I would like to know what is the unconditional distribution of a variable that comes from a negative binomial
$ X\sim\operatorname{NB}(r,p) $
where
$ r\sim\operatorname{Pois}(\lambda) $
and
- $r$ is the number of 'failures' until the experiment is stopped: that number is distributed as the above Poisson distribution with $k$ as the number of events in a certain experiment, and $\lambda$ as the average number of events in a given time interval
- $p$ is the probability of obtaining an event classified as a 'success' in an experiment
Thanks in advance for any help!
EDIT
Hoping that this heps in any way... The trick I'm really looking forward is some sort of algebraic magic that allows me to express the unconditional distribution into some other known distribution -ideally, a Poisson-, and to understand how the parameters of $X$ and $r$ gets mapped into the ones of the unconditional distribution.
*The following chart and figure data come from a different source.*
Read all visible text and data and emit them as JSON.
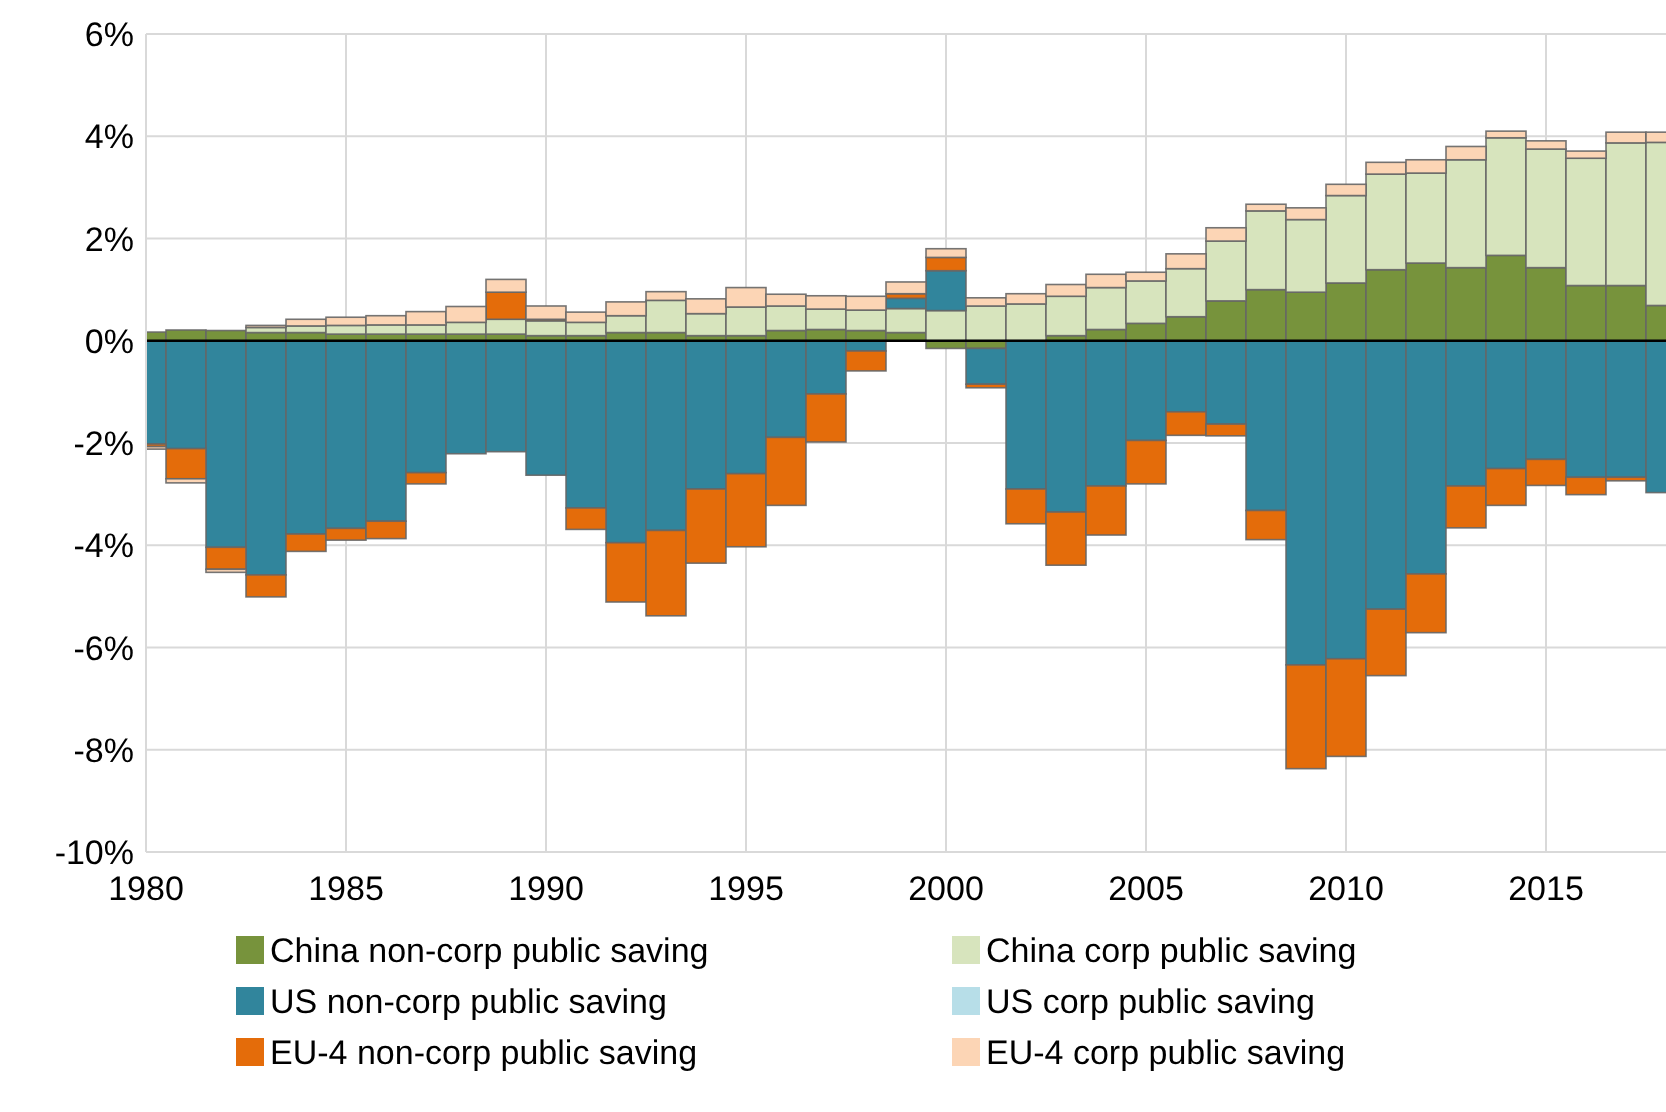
{
  "chart_data": {
    "type": "bar",
    "stacked": true,
    "x": [
      1980,
      1981,
      1982,
      1983,
      1984,
      1985,
      1986,
      1987,
      1988,
      1989,
      1990,
      1991,
      1992,
      1993,
      1994,
      1995,
      1996,
      1997,
      1998,
      1999,
      2000,
      2001,
      2002,
      2003,
      2004,
      2005,
      2006,
      2007,
      2008,
      2009,
      2010,
      2011,
      2012,
      2013,
      2014,
      2015,
      2016,
      2017,
      2018
    ],
    "series": [
      {
        "name": "China non-corp public saving",
        "color": "#77933c",
        "values": [
          0.17,
          0.21,
          0.2,
          0.16,
          0.16,
          0.13,
          0.13,
          0.13,
          0.13,
          0.13,
          0.1,
          0.1,
          0.16,
          0.16,
          0.1,
          0.1,
          0.2,
          0.22,
          0.2,
          0.16,
          -0.15,
          -0.15,
          null,
          0.1,
          0.22,
          0.34,
          0.47,
          0.78,
          1.0,
          0.95,
          1.13,
          1.39,
          1.52,
          1.43,
          1.67,
          1.43,
          1.08,
          1.08,
          0.69
        ]
      },
      {
        "name": "China corp public saving",
        "color": "#d7e4bd",
        "values": [
          null,
          null,
          null,
          0.1,
          0.13,
          0.17,
          0.18,
          0.18,
          0.23,
          0.29,
          0.29,
          0.26,
          0.33,
          0.63,
          0.43,
          0.56,
          0.48,
          0.4,
          0.4,
          0.47,
          0.59,
          0.68,
          0.72,
          0.77,
          0.82,
          0.83,
          0.94,
          1.17,
          1.54,
          1.42,
          1.71,
          1.87,
          1.76,
          2.11,
          2.3,
          2.32,
          2.49,
          2.79,
          3.19
        ]
      },
      {
        "name": "US non-corp public saving",
        "color": "#31859c",
        "values": [
          -2.02,
          -2.11,
          -4.04,
          -4.58,
          -3.78,
          -3.67,
          -3.53,
          -2.58,
          -2.21,
          -2.17,
          -2.63,
          -3.27,
          -3.95,
          -3.71,
          -2.9,
          -2.6,
          -1.89,
          -1.04,
          -0.2,
          0.2,
          0.78,
          -0.7,
          -2.9,
          -3.35,
          -2.84,
          -1.95,
          -1.39,
          -1.63,
          -3.32,
          -6.34,
          -6.22,
          -5.25,
          -4.56,
          -2.84,
          -2.5,
          -2.32,
          -2.67,
          -2.67,
          -2.97
        ]
      },
      {
        "name": "US corp public saving",
        "color": "#b7dee8",
        "values": [
          null,
          null,
          null,
          null,
          null,
          null,
          null,
          null,
          null,
          null,
          null,
          null,
          null,
          null,
          null,
          null,
          null,
          null,
          null,
          null,
          null,
          null,
          null,
          null,
          null,
          null,
          null,
          null,
          null,
          null,
          null,
          null,
          null,
          null,
          null,
          null,
          null,
          null,
          null
        ]
      },
      {
        "name": "EU-4 non-corp public saving",
        "color": "#e46c0a",
        "values": [
          -0.05,
          -0.59,
          -0.43,
          -0.43,
          -0.34,
          -0.23,
          -0.34,
          -0.22,
          null,
          0.53,
          0.03,
          -0.42,
          -1.16,
          -1.67,
          -1.45,
          -1.43,
          -1.33,
          -0.94,
          -0.39,
          0.09,
          0.26,
          -0.07,
          -0.68,
          -1.04,
          -0.96,
          -0.85,
          -0.46,
          -0.23,
          -0.57,
          -2.03,
          -1.91,
          -1.3,
          -1.15,
          -0.82,
          -0.72,
          -0.51,
          -0.34,
          -0.07,
          null
        ]
      },
      {
        "name": "EU-4 corp public saving",
        "color": "#fcd5b5",
        "values": [
          -0.05,
          -0.08,
          -0.06,
          0.04,
          0.13,
          0.16,
          0.18,
          0.26,
          0.31,
          0.25,
          0.26,
          0.2,
          0.27,
          0.17,
          0.29,
          0.38,
          0.23,
          0.26,
          0.27,
          0.23,
          0.17,
          0.16,
          0.2,
          0.23,
          0.26,
          0.17,
          0.29,
          0.26,
          0.13,
          0.23,
          0.22,
          0.23,
          0.26,
          0.26,
          0.13,
          0.16,
          0.14,
          0.21,
          0.2
        ]
      }
    ],
    "xlim": [
      1980,
      2018
    ],
    "xticks": [
      1980,
      1985,
      1990,
      1995,
      2000,
      2005,
      2010,
      2015
    ],
    "ylim": [
      -10,
      6
    ],
    "yticks": [
      {
        "value": -10,
        "label": "-10%"
      },
      {
        "value": -8,
        "label": "-8%"
      },
      {
        "value": -6,
        "label": "-6%"
      },
      {
        "value": -4,
        "label": "-4%"
      },
      {
        "value": -2,
        "label": "-2%"
      },
      {
        "value": 0,
        "label": "0%"
      },
      {
        "value": 2,
        "label": "2%"
      },
      {
        "value": 4,
        "label": "4%"
      },
      {
        "value": 6,
        "label": "6%"
      }
    ],
    "grid": true,
    "legend": "bottom"
  }
}
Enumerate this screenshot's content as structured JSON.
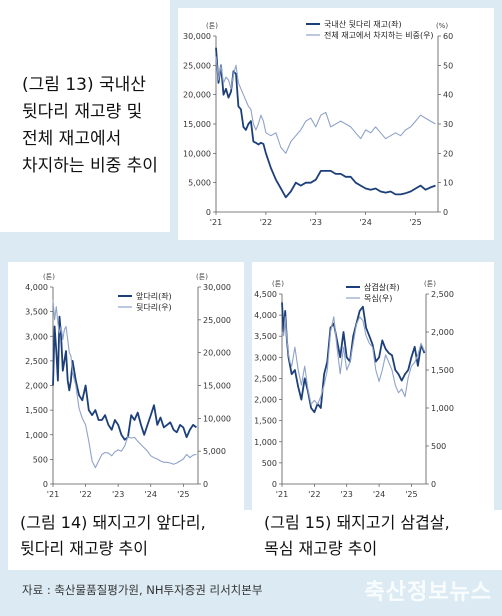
{
  "caption1": [
    "(그림 13) 국내산",
    "뒷다리 재고량 및",
    "전체 재고에서",
    "차지하는 비중 추이"
  ],
  "caption2": [
    "(그림 14) 돼지고기 앞다리,",
    "뒷다리 재고량 추이"
  ],
  "caption3": [
    "(그림 15) 돼지고기 삼겹살,",
    "목심 재고량 추이"
  ],
  "source": "자료 : 축산물품질평가원, NH투자증권 리서치본부",
  "watermark": "축산정보뉴스",
  "colors": {
    "primary": "#1c3f7a",
    "secondary": "#8fa3c9"
  },
  "chart_data": [
    {
      "type": "line",
      "left_unit": "(톤)",
      "right_unit": "(%)",
      "left_ticks": [
        "30,000",
        "25,000",
        "20,000",
        "15,000",
        "10,000",
        "5,000",
        "0"
      ],
      "right_ticks": [
        "60",
        "50",
        "40",
        "30",
        "20",
        "10",
        "0"
      ],
      "x_ticks": [
        "'21",
        "'22",
        "'23",
        "'24",
        "'25"
      ],
      "ylim": [
        0,
        30000
      ],
      "y2lim": [
        0,
        60
      ],
      "xlim": [
        2021.0,
        2025.45
      ],
      "series": [
        {
          "name": "국내산 뒷다리 재고(좌)",
          "axis": "left",
          "x": [
            2021.0,
            2021.05,
            2021.1,
            2021.15,
            2021.2,
            2021.25,
            2021.3,
            2021.35,
            2021.4,
            2021.45,
            2021.5,
            2021.55,
            2021.6,
            2021.65,
            2021.7,
            2021.75,
            2021.8,
            2021.85,
            2021.9,
            2021.95,
            2022.0,
            2022.1,
            2022.2,
            2022.3,
            2022.4,
            2022.5,
            2022.6,
            2022.7,
            2022.8,
            2022.9,
            2023.0,
            2023.1,
            2023.2,
            2023.3,
            2023.4,
            2023.5,
            2023.6,
            2023.7,
            2023.8,
            2023.9,
            2024.0,
            2024.1,
            2024.2,
            2024.3,
            2024.4,
            2024.5,
            2024.6,
            2024.7,
            2024.8,
            2024.9,
            2025.0,
            2025.1,
            2025.2,
            2025.3,
            2025.4
          ],
          "y": [
            28000,
            22000,
            25000,
            20000,
            21000,
            19500,
            20500,
            24000,
            23500,
            18000,
            17500,
            14500,
            14000,
            15000,
            15500,
            12000,
            11800,
            11500,
            11800,
            11600,
            10000,
            7500,
            5500,
            4000,
            2500,
            3500,
            5000,
            4500,
            5000,
            5000,
            5500,
            7000,
            7000,
            7000,
            6500,
            6500,
            6000,
            6000,
            5000,
            4500,
            4000,
            3800,
            4000,
            3500,
            3300,
            3500,
            3000,
            3000,
            3200,
            3500,
            4000,
            4500,
            3800,
            4200,
            4500
          ]
        },
        {
          "name": "전체 재고에서 차지하는 비중(우)",
          "axis": "right",
          "x": [
            2021.0,
            2021.05,
            2021.1,
            2021.15,
            2021.2,
            2021.25,
            2021.3,
            2021.35,
            2021.4,
            2021.45,
            2021.5,
            2021.55,
            2021.6,
            2021.65,
            2021.7,
            2021.75,
            2021.8,
            2021.85,
            2021.9,
            2021.95,
            2022.0,
            2022.1,
            2022.2,
            2022.3,
            2022.4,
            2022.5,
            2022.6,
            2022.7,
            2022.8,
            2022.9,
            2023.0,
            2023.1,
            2023.2,
            2023.3,
            2023.4,
            2023.5,
            2023.6,
            2023.7,
            2023.8,
            2023.9,
            2024.0,
            2024.1,
            2024.2,
            2024.3,
            2024.4,
            2024.5,
            2024.6,
            2024.7,
            2024.8,
            2024.9,
            2025.0,
            2025.1,
            2025.2,
            2025.3,
            2025.4
          ],
          "y": [
            53,
            45,
            50,
            44,
            46,
            45,
            42,
            47,
            50,
            44,
            42,
            40,
            38,
            36,
            35,
            30,
            28,
            30,
            33,
            31,
            27,
            26,
            27,
            22,
            20,
            24,
            26,
            28,
            31,
            32,
            29,
            33,
            34,
            29,
            30,
            31,
            30,
            29,
            27,
            25,
            28,
            27,
            29,
            27,
            25,
            26,
            27,
            26,
            28,
            29,
            31,
            33,
            32,
            31,
            30
          ]
        }
      ]
    },
    {
      "type": "line",
      "left_unit": "(톤)",
      "right_unit": "(톤)",
      "left_ticks": [
        "4,000",
        "3,500",
        "3,000",
        "2,500",
        "2,000",
        "1,500",
        "1,000",
        "500",
        "0"
      ],
      "right_ticks": [
        "30,000",
        "25,000",
        "20,000",
        "15,000",
        "10,000",
        "5,000",
        "0"
      ],
      "x_ticks": [
        "'21",
        "'22",
        "'23",
        "'24",
        "'25"
      ],
      "ylim": [
        0,
        4000
      ],
      "y2lim": [
        0,
        30000
      ],
      "xlim": [
        2021.0,
        2025.45
      ],
      "series": [
        {
          "name": "앞다리(좌)",
          "axis": "left",
          "x": [
            2021.0,
            2021.05,
            2021.1,
            2021.15,
            2021.2,
            2021.25,
            2021.3,
            2021.35,
            2021.4,
            2021.45,
            2021.5,
            2021.55,
            2021.6,
            2021.7,
            2021.8,
            2021.9,
            2022.0,
            2022.1,
            2022.2,
            2022.3,
            2022.4,
            2022.5,
            2022.6,
            2022.7,
            2022.8,
            2022.9,
            2023.0,
            2023.1,
            2023.2,
            2023.3,
            2023.4,
            2023.5,
            2023.6,
            2023.7,
            2023.8,
            2023.9,
            2024.0,
            2024.1,
            2024.2,
            2024.3,
            2024.4,
            2024.5,
            2024.6,
            2024.7,
            2024.8,
            2024.9,
            2025.0,
            2025.1,
            2025.2,
            2025.3,
            2025.4
          ],
          "y": [
            2000,
            3200,
            2700,
            2100,
            3400,
            3000,
            2300,
            2500,
            2700,
            2100,
            1900,
            2100,
            2500,
            2100,
            1800,
            1700,
            2000,
            1500,
            1400,
            1500,
            1300,
            1300,
            1400,
            1200,
            1100,
            1300,
            1200,
            1000,
            900,
            950,
            1400,
            1300,
            1450,
            1200,
            1000,
            1200,
            1400,
            1600,
            1200,
            1350,
            1150,
            1200,
            1250,
            1100,
            1050,
            1200,
            1150,
            950,
            1100,
            1200,
            1150
          ]
        },
        {
          "name": "뒷다리(우)",
          "axis": "right",
          "x": [
            2021.0,
            2021.05,
            2021.1,
            2021.15,
            2021.2,
            2021.25,
            2021.3,
            2021.35,
            2021.4,
            2021.45,
            2021.5,
            2021.55,
            2021.6,
            2021.7,
            2021.8,
            2021.9,
            2022.0,
            2022.1,
            2022.2,
            2022.3,
            2022.4,
            2022.5,
            2022.6,
            2022.7,
            2022.8,
            2022.9,
            2023.0,
            2023.1,
            2023.2,
            2023.3,
            2023.4,
            2023.5,
            2023.6,
            2023.7,
            2023.8,
            2023.9,
            2024.0,
            2024.1,
            2024.2,
            2024.3,
            2024.4,
            2024.5,
            2024.6,
            2024.7,
            2024.8,
            2024.9,
            2025.0,
            2025.1,
            2025.2,
            2025.3,
            2025.4
          ],
          "y": [
            28000,
            25000,
            27000,
            24500,
            23000,
            24000,
            22000,
            23500,
            24000,
            22000,
            20000,
            19500,
            17000,
            15000,
            11500,
            10000,
            9000,
            6500,
            3500,
            2500,
            3500,
            4500,
            4800,
            4700,
            4300,
            4900,
            5200,
            5000,
            5800,
            7200,
            7000,
            7100,
            6500,
            6000,
            5500,
            5000,
            4300,
            4000,
            3800,
            3500,
            3300,
            3300,
            3200,
            3000,
            3200,
            3500,
            3800,
            4500,
            4000,
            4400,
            4500
          ]
        }
      ]
    },
    {
      "type": "line",
      "left_unit": "(톤)",
      "right_unit": "(톤)",
      "left_ticks": [
        "4,500",
        "4,000",
        "3,500",
        "3,000",
        "2,500",
        "2,000",
        "1,500",
        "1,000",
        "500",
        "0"
      ],
      "right_ticks": [
        "2,500",
        "2,000",
        "1,500",
        "1,000",
        "500",
        "0"
      ],
      "x_ticks": [
        "'21",
        "'22",
        "'23",
        "'24",
        "'25"
      ],
      "ylim": [
        0,
        4500
      ],
      "y2lim": [
        0,
        2500
      ],
      "xlim": [
        2021.0,
        2025.45
      ],
      "series": [
        {
          "name": "삼겹살(좌)",
          "axis": "left",
          "x": [
            2021.0,
            2021.05,
            2021.1,
            2021.15,
            2021.2,
            2021.25,
            2021.3,
            2021.4,
            2021.5,
            2021.6,
            2021.7,
            2021.8,
            2021.9,
            2022.0,
            2022.1,
            2022.2,
            2022.3,
            2022.4,
            2022.5,
            2022.6,
            2022.7,
            2022.8,
            2022.9,
            2023.0,
            2023.1,
            2023.2,
            2023.3,
            2023.4,
            2023.5,
            2023.6,
            2023.7,
            2023.8,
            2023.9,
            2024.0,
            2024.1,
            2024.2,
            2024.3,
            2024.4,
            2024.5,
            2024.6,
            2024.7,
            2024.8,
            2024.9,
            2025.0,
            2025.1,
            2025.2,
            2025.3,
            2025.4
          ],
          "y": [
            4300,
            3600,
            4100,
            3400,
            3000,
            2800,
            2600,
            2700,
            2300,
            2000,
            2500,
            2200,
            1800,
            1700,
            1900,
            1800,
            2600,
            2900,
            3700,
            3800,
            3400,
            3000,
            3600,
            3000,
            2900,
            3500,
            3800,
            4100,
            4200,
            3700,
            3500,
            3300,
            2900,
            3000,
            3400,
            3200,
            3100,
            3050,
            2700,
            2600,
            2450,
            2600,
            2700,
            3000,
            3250,
            2800,
            3300,
            3100
          ]
        },
        {
          "name": "목심(우)",
          "axis": "right",
          "x": [
            2021.0,
            2021.05,
            2021.1,
            2021.15,
            2021.2,
            2021.25,
            2021.3,
            2021.4,
            2021.5,
            2021.6,
            2021.7,
            2021.8,
            2021.9,
            2022.0,
            2022.1,
            2022.2,
            2022.3,
            2022.4,
            2022.5,
            2022.6,
            2022.7,
            2022.8,
            2022.9,
            2023.0,
            2023.1,
            2023.2,
            2023.3,
            2023.4,
            2023.5,
            2023.6,
            2023.7,
            2023.8,
            2023.9,
            2024.0,
            2024.1,
            2024.2,
            2024.3,
            2024.4,
            2024.5,
            2024.6,
            2024.7,
            2024.8,
            2024.9,
            2025.0,
            2025.1,
            2025.2,
            2025.3,
            2025.4
          ],
          "y": [
            2000,
            1950,
            2200,
            1900,
            1700,
            1600,
            1550,
            1800,
            1500,
            1300,
            1550,
            1250,
            1050,
            1100,
            1050,
            1150,
            1300,
            1500,
            2000,
            2200,
            1800,
            1450,
            1800,
            1500,
            1600,
            1850,
            2100,
            2200,
            2150,
            1950,
            1850,
            1800,
            1500,
            1350,
            1500,
            1700,
            1600,
            1500,
            1300,
            1200,
            1250,
            1150,
            1400,
            1550,
            1600,
            1700,
            1850,
            1750
          ]
        }
      ]
    }
  ]
}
We have a conditional negative binomial$$P(X = k| R=r) = {{k+r-1}\choose{k}}(1-p)^rp^k$$ where $R$ is Poisson $$ P(R=r) = \frac{\lambda^r}{r!}e^{-\lambda}$$
To get the unconditional we must average over $r$ giving $$ P(X=k) = \sum_{r=1}^\infty P(X=k|R=r)P(R=r),$$ so it's a matter of plugging the two expressions in and simplifying if possible.